There are only a few individuals in the world who can move global markets with a single word.
Janet Yellen is one of them.
The Federal Reserve chairwoman will testify before Congress' Joint Economic Committee on Wednesday and then again before the Senate Budget Committee on Thursday. Then-Fed Chairman Ben Bernanke rocketed interest rates higher through the entire summer during his corresponding Capitol Hill appearance last year.
Recent Fed statements indicate that the current near-zero interest rate policy will continue for some time, while the quantitative easing programs continue to wind down.
Yellen's statements this week will undoubtedly move markets and shift investor sentiments in the short, medium, and potentially long term. Let's take a moment to survey the landscape and try to put ourselves in her shoes.
The two stock indexes have been propelled by a strong first-quarter earnings season. Many companies are finally seeing growth on the top line, in addition to the benefits of cost cuts to the bottom line. This is evidenced by the decline in the indexes' price-to-earnings ratios over the past year.
According to calculations by The Wall Street Journal, the Dow currently trades at 16.1 times earnings, compared to 16.4 times one year ago. The S&P has seen moved to to 17.6 times earnings today versus 18.5 last year.
As multiples have declined, the indexes have still powered to record highs. Why? The companies that make up the indexes are churning out more earnings than ever.
For Yellen, this is undoubtedly a very positive point. More earnings generated by reasons other than simple cost cuts is a great indication for future economic growth, higher productivity, and improvements in the labor markets. This earnings season points to tightening policy sooner, rather than later. Of course, there are other factors to consider.
Inflation and the labor market
Both the Consumer Price Index, or CPI, and "core" inflation measures indicate that inflation remains below the Fed's 2% target rate.
The headline CPI rate increased 0.2% in March, stronger than expected, to 1.7%. Core inflation, which excludes more volatile price changes in food and energy prices, was at 1.5%.
Most economists expect inflation to slowly rise throughout the rest of 2014, closing in on the 2% target. It is very unlikely that the Fed will raise rates until inflation rises above 2%, for fear of stoking a potentially disastrous deflationary period driven by the rate change.
That said, as the quantitative easing programs continue to taper, the yield curve will steepen and normalize. Viewing the change in the yield curve over the past year is a great example of how Yellen and the Fed will slowly transition rates higher, hoping to avoid shocking the markets.
All the while, the labor market continues to improve. Last week's jobs report was exceedingly positive, with nearly 300,000 new jobs added and a reduction in the unemployment rate to 6.3%.
With the strength in corporate America as seen in first-quarter earnings, there is no reason to expect this trend to change. As a nation, we are likely only a few quarters away from a sub-6% unemployment rate.
Growth cures all?
The one glaring weakness still holding back the economy (and likely keeping Yellen awake at night) is growth. Gross domestic product has continually disappointed since the end of the Great Recession.

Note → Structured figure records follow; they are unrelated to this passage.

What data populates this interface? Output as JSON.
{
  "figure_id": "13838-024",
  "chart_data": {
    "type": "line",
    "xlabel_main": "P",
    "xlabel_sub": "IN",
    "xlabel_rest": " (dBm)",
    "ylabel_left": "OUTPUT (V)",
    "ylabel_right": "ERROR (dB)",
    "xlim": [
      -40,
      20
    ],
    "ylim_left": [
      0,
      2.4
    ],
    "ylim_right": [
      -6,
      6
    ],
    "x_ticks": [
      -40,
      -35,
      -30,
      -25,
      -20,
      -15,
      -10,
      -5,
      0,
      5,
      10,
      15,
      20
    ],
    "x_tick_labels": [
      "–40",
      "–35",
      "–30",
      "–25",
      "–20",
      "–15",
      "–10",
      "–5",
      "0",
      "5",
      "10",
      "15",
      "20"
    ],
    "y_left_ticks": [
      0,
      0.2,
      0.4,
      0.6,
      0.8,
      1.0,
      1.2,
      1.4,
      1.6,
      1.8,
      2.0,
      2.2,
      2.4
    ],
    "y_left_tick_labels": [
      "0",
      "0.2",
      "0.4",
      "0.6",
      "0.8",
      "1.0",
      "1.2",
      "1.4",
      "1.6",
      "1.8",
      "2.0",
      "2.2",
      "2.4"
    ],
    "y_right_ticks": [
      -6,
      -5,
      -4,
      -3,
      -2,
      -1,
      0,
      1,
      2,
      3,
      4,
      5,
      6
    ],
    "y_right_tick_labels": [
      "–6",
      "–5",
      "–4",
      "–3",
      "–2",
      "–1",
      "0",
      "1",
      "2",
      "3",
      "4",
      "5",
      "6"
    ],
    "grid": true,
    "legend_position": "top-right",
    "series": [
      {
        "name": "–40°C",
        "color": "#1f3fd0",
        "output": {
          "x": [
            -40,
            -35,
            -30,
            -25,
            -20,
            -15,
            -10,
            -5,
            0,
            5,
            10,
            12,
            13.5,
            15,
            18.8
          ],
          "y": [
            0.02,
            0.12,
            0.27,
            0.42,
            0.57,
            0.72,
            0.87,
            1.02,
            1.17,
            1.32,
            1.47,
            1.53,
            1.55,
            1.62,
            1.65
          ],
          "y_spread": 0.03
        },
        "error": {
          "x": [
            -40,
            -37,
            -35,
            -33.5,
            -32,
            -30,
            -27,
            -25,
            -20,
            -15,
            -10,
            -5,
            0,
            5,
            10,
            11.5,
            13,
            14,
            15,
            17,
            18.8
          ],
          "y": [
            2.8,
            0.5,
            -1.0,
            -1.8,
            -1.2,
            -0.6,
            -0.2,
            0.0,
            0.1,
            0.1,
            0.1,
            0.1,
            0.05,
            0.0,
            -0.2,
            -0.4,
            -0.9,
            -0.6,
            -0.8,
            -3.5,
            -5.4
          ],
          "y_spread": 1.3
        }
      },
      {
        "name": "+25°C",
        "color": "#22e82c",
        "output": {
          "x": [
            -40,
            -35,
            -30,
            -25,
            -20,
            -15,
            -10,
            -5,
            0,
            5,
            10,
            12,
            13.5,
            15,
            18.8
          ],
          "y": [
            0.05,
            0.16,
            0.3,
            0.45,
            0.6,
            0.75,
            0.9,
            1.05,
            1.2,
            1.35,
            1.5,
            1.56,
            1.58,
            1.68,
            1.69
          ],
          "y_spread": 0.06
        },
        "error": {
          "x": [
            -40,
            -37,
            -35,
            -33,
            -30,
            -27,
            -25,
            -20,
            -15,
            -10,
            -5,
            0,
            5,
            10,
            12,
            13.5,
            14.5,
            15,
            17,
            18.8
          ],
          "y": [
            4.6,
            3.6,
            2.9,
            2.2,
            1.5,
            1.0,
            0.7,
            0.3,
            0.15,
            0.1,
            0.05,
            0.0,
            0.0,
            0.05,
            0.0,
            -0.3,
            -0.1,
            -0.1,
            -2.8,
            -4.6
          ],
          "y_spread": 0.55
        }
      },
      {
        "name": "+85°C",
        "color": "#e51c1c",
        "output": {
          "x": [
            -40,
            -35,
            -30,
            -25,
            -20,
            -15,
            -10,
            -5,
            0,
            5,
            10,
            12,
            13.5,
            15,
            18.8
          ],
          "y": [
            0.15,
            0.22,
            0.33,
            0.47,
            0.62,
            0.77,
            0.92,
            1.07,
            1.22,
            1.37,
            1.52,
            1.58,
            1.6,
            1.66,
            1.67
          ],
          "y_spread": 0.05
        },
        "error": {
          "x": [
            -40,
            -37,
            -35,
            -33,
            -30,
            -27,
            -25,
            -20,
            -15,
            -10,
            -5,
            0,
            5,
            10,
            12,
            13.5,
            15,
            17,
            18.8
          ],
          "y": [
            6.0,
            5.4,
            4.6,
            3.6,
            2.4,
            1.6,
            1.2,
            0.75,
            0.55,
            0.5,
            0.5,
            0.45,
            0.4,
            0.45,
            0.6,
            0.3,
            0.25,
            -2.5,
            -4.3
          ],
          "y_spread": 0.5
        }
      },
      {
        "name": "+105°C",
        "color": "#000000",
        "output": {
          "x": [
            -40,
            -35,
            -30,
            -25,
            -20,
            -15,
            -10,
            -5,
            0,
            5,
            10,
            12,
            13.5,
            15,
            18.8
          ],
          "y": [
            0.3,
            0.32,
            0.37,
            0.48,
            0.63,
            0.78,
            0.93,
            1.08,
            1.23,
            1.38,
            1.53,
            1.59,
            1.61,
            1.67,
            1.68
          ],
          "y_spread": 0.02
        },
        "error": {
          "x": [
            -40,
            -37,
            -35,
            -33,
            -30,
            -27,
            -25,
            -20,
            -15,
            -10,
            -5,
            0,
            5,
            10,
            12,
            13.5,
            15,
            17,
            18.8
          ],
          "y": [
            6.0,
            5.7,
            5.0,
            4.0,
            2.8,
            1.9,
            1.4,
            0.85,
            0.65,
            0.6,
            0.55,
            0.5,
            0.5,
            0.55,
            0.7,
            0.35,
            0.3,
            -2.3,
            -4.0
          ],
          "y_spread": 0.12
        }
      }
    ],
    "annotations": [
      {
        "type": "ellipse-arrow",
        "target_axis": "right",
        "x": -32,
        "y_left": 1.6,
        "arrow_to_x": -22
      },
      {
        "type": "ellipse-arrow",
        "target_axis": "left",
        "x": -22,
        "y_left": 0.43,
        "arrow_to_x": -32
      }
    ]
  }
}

The initial estimates for first quarter GDP were not pretty, indicating growth of just 0.1%. However, those numbers are subject to at least two more revisions. Tomorrow we'll see March's export figures, a critical data point that could swing the final first-quarter numbers in either direction.
Sooner or later, the economy will recover to a point that Yellen and her colleagues at the Federal Reserve will raise interest rates. Despite their dual mandate to manage employment and inflation, GDP growth will likely be the final key to unwinding the near-zero rate policy.
The markets will likely ignore the big picture in favor of specifics
After Yellen finishes her comments on Wednesday, the headlines will ignore the big picture. Instead, we'll hear pundits and commentators arguing over the right level of tapering in terms of billions of dollars of bonds per month and forecasting whether short-term rates will rise in June or July of next year.
As Yellen prepares for her big days on Capitol Hill, she's undoubtedly preparing to field the questions about the details, the planning, and the guidelines she'll employ to manage that transition in monetary policy.
But for long-term investors those details are not pertinent. What matters is the long-term health of the economy, and based on recent data and the trends that data supports, the U.S. economy remains on the right track.